Systematically integrated metabonomic-proteomic studies of Escherichia coli under ciprofloxacin stress

Abstract

Many antibiotics are used to kill pathogenic Escherichia coli each year, resulting in an increase in the number of antibiotic-resistant strains. In this study, an integrated metabonomic-proteomic method was performed to systematically compare the profiles of metabolites and proteins with or without ciprofloxacin (CFLX) treatment. Proteomics identified 290 altered proteins including 143 with decreased and 147 increased expression, respectively. Metabonomics identified 65 altered metabolites including 58 and 7 with decreased and increased expression, respectively. The integrated analysis showed that the CFLX inhibited the DNA replication and increased the expression of DNA gyrase and DNA topoisomerase 1, while causing a sharp decrease in metabolic activity such as the alanine, aspartate and glutamate metabolism. Moreover, CFLX affected the biosynthesis of aminoacyl- transfer RNAs (tRNAs), leading to an increase in aminoacyl-tRNAs ligases, but limited the aminoacyl-tRNAs-mediated-biosynthesis of related amino acids. In this study, we identified the metabolite and protein profiles under CFLX stress, indicating the mode of action of antibiotics in E. coli. Furthermore, the decreasing metabolic activity in E. coli may be an effective strategy to escape killing by antimicrobials or toxic compounds.
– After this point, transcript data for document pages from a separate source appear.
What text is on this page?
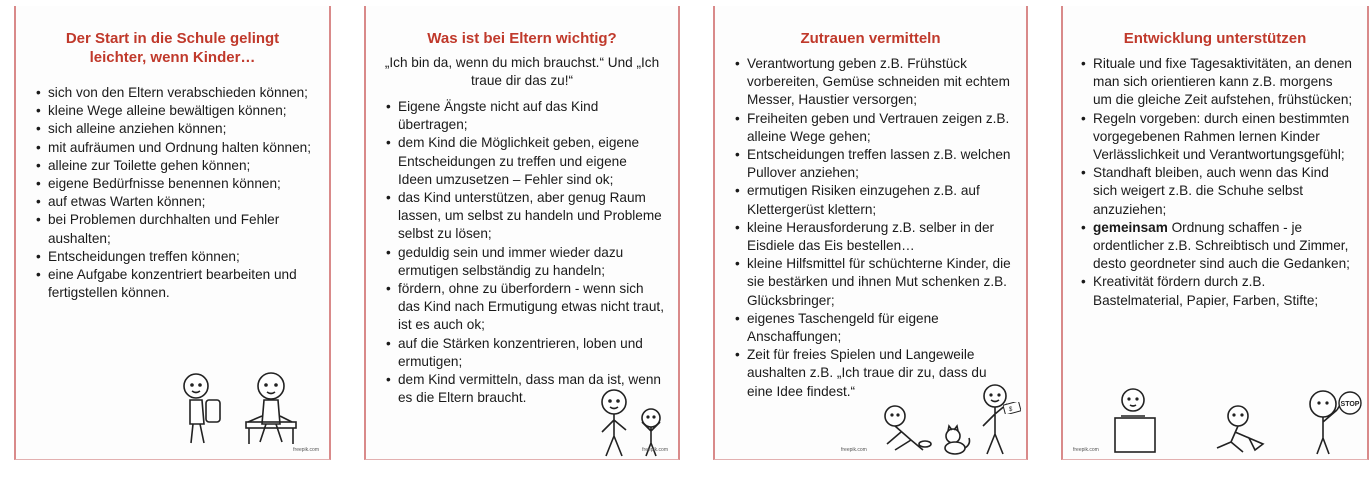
Der Start in die Schule gelingt
leichter, wenn Kinder…
• sich von den Eltern verabschieden können;
• kleine Wege alleine bewältigen können;
• sich alleine anziehen können;
• mit aufräumen und Ordnung halten können;
• alleine zur Toilette gehen können;
• eigene Bedürfnisse benennen können;
• auf etwas Warten können;
• bei Problemen durchhalten und Fehler aushalten;
• Entscheidungen treffen können;
• eine Aufgabe konzentriert bearbeiten und fertigstellen können.
freepik.com
Was ist bei Eltern wichtig?
„Ich bin da, wenn du mich brauchst.“ Und „Ich traue dir das zu!“
• Eigene Ängste nicht auf das Kind übertragen;
• dem Kind die Möglichkeit geben, eigene Entscheidungen zu treffen und eigene Ideen umzusetzen – Fehler sind ok;
• das Kind unterstützen, aber genug Raum lassen, um selbst zu handeln und Probleme selbst zu lösen;
• geduldig sein und immer wieder dazu ermutigen selbständig zu handeln;
• fördern, ohne zu überfordern - wenn sich das Kind nach Ermutigung etwas nicht traut, ist es auch ok;
• auf die Stärken konzentrieren, loben und ermutigen;
• dem Kind vermitteln, dass man da ist, wenn es die Eltern braucht.
freepik.com
Zutrauen vermitteln
• Verantwortung geben z.B. Frühstück vorbereiten, Gemüse schneiden mit echtem Messer, Haustier versorgen;
• Freiheiten geben und Vertrauen zeigen z.B. alleine Wege gehen;
• Entscheidungen treffen lassen z.B. welchen Pullover anziehen;
• ermutigen Risiken einzugehen z.B. auf Klettergerüst klettern;
• kleine Herausforderung z.B. selber in der Eisdiele das Eis bestellen…
• kleine Hilfsmittel für schüchterne Kinder, die sie bestärken und ihnen Mut schenken z.B. Glücksbringer;
• eigenes Taschengeld für eigene Anschaffungen;
• Zeit für freies Spielen und Langeweile aushalten z.B. „Ich traue dir zu, dass du eine Idee findest.“
$
freepik.com
Entwicklung unterstützen
• Rituale und fixe Tagesaktivitäten, an denen man sich orientieren kann z.B. morgens um die gleiche Zeit aufstehen, frühstücken;
• Regeln vorgeben: durch einen bestimmten vorgegebenen Rahmen lernen Kinder Verlässlichkeit und Verantwortungsgefühl;
• Standhaft bleiben, auch wenn das Kind sich weigert z.B. die Schuhe selbst anzuziehen;
• gemeinsam Ordnung schaffen - je ordentlicher z.B. Schreibtisch und Zimmer, desto geordneter sind auch die Gedanken;
• Kreativität fördern durch z.B. Bastelmaterial, Papier, Farben, Stifte;
STOP
freepik.com
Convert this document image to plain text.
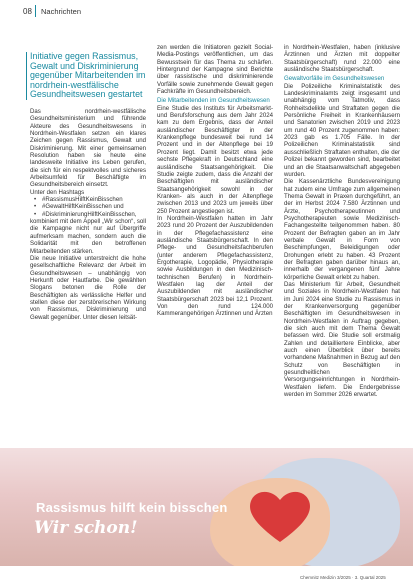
08 Nachrichten

Initiative gegen Rassismus, Gewalt und Diskriminierung gegenüber Mitarbeitenden im nordrhein-westfälische Gesundheitswesen gestartet

Das nordrhein-westfälische Gesundheitsministerium und führende Akteure des Gesundheitswesens in Nordrhein-Westfalen setzen ein klares Zeichen gegen Rassismus, Gewalt und Diskriminierung. Mit einer gemeinsamen Resolution haben sie heute eine landesweite Initiative ins Leben gerufen, die sich für ein respektvolles und sicheres Arbeitsumfeld für Beschäftigte im Gesundheitsbereich einsetzt.

Unter den Hashtags

• #RassismusHilftKeinBisschen
• #GewaltHilftKeinBisschen und
• #DiskriminierungHilftKeinBisschen,

kombiniert mit dem Appell „Wir schon“, soll die Kampagne nicht nur auf Übergriffe aufmerksam machen, sondern auch die Solidarität mit den betroffenen Mitarbeitenden stärken.

Die neue Initiative unterstreicht die hohe gesellschaftliche Relevanz der Arbeit im Gesundheitswesen – unabhängig von Herkunft oder Hautfarbe. Die gewählten Slogans betonen die Rolle der Beschäftigten als verlässliche Helfer und stellen diese der zerstörerischen Wirkung von Rassismus, Diskriminierung und Gewalt gegenüber. Unter diesen leitsät-

zen werden die Initiatoren gezielt Social-Media-Postings veröffentlichen, um das Bewusstsein für das Thema zu schärfen. Hintergrund der Kampagne sind Berichte über rassistische und diskriminierende Vorfälle sowie zunehmende Gewalt gegen Fachkräfte im Gesundheitsbereich.

Die Mitarbeitenden im Gesundheitswesen

Eine Studie des Instituts für Arbeitsmarkt- und Berufsforschung aus dem Jahr 2024 kam zu dem Ergebnis, dass der Anteil ausländischer Beschäftigter in der Krankenpflege bundesweit bei rund 14 Prozent und in der Altenpflege bei 19 Prozent liegt. Damit besitzt etwa jede sechste Pflegekraft in Deutschland eine ausländische Staatsangehörigkeit. Die Studie zeigte zudem, dass die Anzahl der Beschäftigten mit ausländischer Staatsangehörigkeit sowohl in der Kranken- als auch in der Altenpflege zwischen 2013 und 2023 um jeweils über 250 Prozent angestiegen ist.

In Nordrhein-Westfalen hatten im Jahr 2023 rund 20 Prozent der Auszubildenden in der Pflegefachassistenz eine ausländische Staatsbürgerschaft. In den Pflege- und Gesundheitsfachberufen (unter anderem Pflegefachassistenz, Ergotherapie, Logopädie, Physiotherapie sowie Ausbildungen in den Medizinisch-technischen Berufen) in Nordrhein-Westfalen lag der Anteil der Auszubildenden mit ausländischer Staatsbürgerschaft 2023 bei 12,1 Prozent. Von den rund 124.000 Kammerangehörigen Ärztinnen und Ärzten

in Nordrhein-Westfalen, haben (inklusive Ärztinnen und Ärzten mit doppelter Staatsbürgerschaft) rund 22.000 eine ausländische Staatsbürgerschaft.

Gewaltvorfälle im Gesundheitswesen

Die Polizeiliche Kriminalstatistik des Landeskriminalamts zeigt insgesamt und unabhängig vom Tatmotiv, dass Rohheitsdelikte und Straftaten gegen die Persönliche Freiheit in Krankenhäusern und Sanatorien zwischen 2019 und 2023 um rund 40 Prozent zugenommen haben: 2023 gab es 1.705 Fälle. In der Polizeilichen Kriminalstatistik sind ausschließlich Straftaten enthalten, die der Polizei bekannt geworden sind, bearbeitet und an die Staatsanwaltschaft abgegeben wurden.

Die Kassenärztliche Bundesvereinigung hat zudem eine Umfrage zum allgemeinen Thema Gewalt in Praxen durchgeführt, an der im Herbst 2024 7.580 Ärztinnen und Ärzte, Psychotherapeutinnen und Psychotherapeuten sowie Medizinisch- Fachangestellte teilgenommen haben. 80 Prozent der Befragten gaben an im Jahr verbale Gewalt in Form von Beschimpfungen, Beleidigungen oder Drohungen erlebt zu haben. 43 Prozent der Befragten gaben darüber hinaus an, innerhalb der vergangenen fünf Jahre körperliche Gewalt erlebt zu haben.

Das Ministerium für Arbeit, Gesundheit und Soziales in Nordrhein-Westfalen hat im Juni 2024 eine Studie zu Rassismus in der Krankenversorgung gegenüber Beschäftigten im Gesundheitswesen in Nordrhein-Westfalen in Auftrag gegeben, die sich auch mit dem Thema Gewalt befassen wird. Die Studie soll erstmalig Zahlen und detailliertere Einblicke, aber auch einen Überblick über bereits vorhandene Maßnahmen in Bezug auf den Schutz von Beschäftigten in gesundheitlichen Versorgungseinrichtungen in Nordrhein-Westfalen liefern. Die Endergebnisse werden im Sommer 2026 erwartet.

Rassismus hilft kein bisschen
Wir schon!
Chemnitz Medizin 3/2025 · 3. Quartal 2025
The results of this study will advance our understanding of the mechanisms underlying the resistance of bacteria to antibiotics. Biological significanceTo investigate the biological impact of antibiotics stress on Escherichia coli, we applied an integrated metabonomic-proteomic method to systematically compare the profiles of metabolites and proteins between with and without antibiotics ciprofloxacin (CFLX) treatment. Following bioinformatics analysis showed that CFLX inhibited the DNA replication and increased the expression of DNA gyrase and DNA topoisomerase, while causing a sharp increase in the alanine, aspartate and glutamate metabolism. Moreover, CFLX affected the biosynthesis of tRNAs and limited the generation of related amino acids metabolites. In a summary, our results will provide the metabolite and protein profiles under CFLX stress, indicating the mode of action of antibiotics in E. coli. The results of this study will advance our understanding of the mechanisms underlying the resistance of bacteria to antibiotics.